Their contender became known as the B-7 after the Class B marking it carried and lacking an old-style Blackburn-type number. It was built on the Shark production line and had much in common with it. The Shark had introduced a new wing construction to Blackburn, each wing having two outward slanting (at about 45°, rather than vertical), slightly distorted N-type struts linked by a single strut from the lower front to upper rear spars. As a result of this Warren girder structure, few bracing wires compared to past practice were needed. The wings were slightly staggered and swept and had the same span and much smaller lower wing as the Shark. Unlike the Shark the wings did not fold; another significant difference was that wing area was increased to enhance the load carrying performance by increasing the chord. The B-7 shared with the Shark the semi-monocoque aluminium-clad watertight fuselage first seen on the M.1/30A and the divided main undercarriage necessitated by the torpedo-dropping role.

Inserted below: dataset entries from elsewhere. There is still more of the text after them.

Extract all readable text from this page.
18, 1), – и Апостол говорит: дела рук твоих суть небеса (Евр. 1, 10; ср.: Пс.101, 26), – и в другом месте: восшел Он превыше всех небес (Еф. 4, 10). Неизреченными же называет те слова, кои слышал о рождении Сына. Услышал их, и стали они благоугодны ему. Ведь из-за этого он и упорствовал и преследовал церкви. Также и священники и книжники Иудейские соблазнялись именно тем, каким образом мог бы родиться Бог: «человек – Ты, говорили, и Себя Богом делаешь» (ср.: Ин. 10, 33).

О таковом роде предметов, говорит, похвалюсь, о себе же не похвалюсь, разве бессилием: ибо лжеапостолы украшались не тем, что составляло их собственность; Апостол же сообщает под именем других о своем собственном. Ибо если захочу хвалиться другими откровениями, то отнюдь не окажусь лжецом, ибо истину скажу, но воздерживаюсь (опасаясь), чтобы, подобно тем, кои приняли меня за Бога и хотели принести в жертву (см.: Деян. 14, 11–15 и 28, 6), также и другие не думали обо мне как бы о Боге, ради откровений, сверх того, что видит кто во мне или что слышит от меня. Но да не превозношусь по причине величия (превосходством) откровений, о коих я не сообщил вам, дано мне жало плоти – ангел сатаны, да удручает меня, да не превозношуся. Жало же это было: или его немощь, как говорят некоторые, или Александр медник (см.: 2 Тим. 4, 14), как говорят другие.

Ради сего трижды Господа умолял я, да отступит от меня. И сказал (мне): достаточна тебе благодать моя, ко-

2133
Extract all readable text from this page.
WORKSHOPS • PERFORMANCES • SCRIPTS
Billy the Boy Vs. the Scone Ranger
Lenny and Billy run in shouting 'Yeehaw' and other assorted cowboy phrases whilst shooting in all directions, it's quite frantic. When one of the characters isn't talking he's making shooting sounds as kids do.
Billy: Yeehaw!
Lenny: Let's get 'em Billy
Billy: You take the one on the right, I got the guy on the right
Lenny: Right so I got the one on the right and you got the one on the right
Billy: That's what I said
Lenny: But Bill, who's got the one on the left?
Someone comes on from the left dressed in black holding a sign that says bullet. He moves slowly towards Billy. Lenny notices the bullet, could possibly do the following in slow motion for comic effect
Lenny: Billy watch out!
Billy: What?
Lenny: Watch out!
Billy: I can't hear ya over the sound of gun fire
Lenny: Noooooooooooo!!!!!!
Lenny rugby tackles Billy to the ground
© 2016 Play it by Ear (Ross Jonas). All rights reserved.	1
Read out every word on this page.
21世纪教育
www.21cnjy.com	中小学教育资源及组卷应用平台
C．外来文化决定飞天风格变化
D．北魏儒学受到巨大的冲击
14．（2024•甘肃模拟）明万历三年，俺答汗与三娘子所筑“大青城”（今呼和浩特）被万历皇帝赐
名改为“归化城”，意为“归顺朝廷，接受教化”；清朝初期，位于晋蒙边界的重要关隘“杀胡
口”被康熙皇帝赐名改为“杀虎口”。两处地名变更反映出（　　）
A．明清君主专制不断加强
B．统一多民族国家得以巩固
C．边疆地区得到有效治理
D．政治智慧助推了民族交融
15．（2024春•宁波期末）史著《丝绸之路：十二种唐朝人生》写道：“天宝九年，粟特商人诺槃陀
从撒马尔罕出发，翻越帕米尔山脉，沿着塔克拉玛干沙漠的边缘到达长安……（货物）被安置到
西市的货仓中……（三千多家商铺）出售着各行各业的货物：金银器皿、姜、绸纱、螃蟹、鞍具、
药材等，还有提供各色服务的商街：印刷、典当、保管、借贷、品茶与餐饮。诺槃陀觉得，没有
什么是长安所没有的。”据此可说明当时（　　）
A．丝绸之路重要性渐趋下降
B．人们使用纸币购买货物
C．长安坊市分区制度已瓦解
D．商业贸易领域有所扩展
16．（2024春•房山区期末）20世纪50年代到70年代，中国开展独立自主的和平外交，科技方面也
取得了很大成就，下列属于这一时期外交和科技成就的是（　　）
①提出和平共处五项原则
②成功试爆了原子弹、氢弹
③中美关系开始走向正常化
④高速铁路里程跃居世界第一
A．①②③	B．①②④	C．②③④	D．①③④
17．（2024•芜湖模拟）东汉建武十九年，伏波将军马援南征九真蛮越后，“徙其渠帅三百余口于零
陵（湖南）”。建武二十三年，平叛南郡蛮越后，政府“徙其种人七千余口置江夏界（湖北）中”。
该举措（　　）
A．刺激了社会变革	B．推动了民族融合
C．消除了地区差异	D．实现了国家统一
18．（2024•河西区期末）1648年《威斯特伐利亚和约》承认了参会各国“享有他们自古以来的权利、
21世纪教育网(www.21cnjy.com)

Accommodation, equipment and armament was similar to that of the Shark. They also shared the 700 hp (520 kW) Armstrong Siddeley Tiger IV engine. The B-7 first flew on 28 November 1934.

==Operational history==
The B-7 was flown to Martlesham Heath for competitive trials in May 1935 and completed in October that year. By now, the specification was four years old, requirements had changed and there was little official interest in the results and none of the nine manufacturers was awarded a contract. Shortly afterwards, the B-7 was scrapped.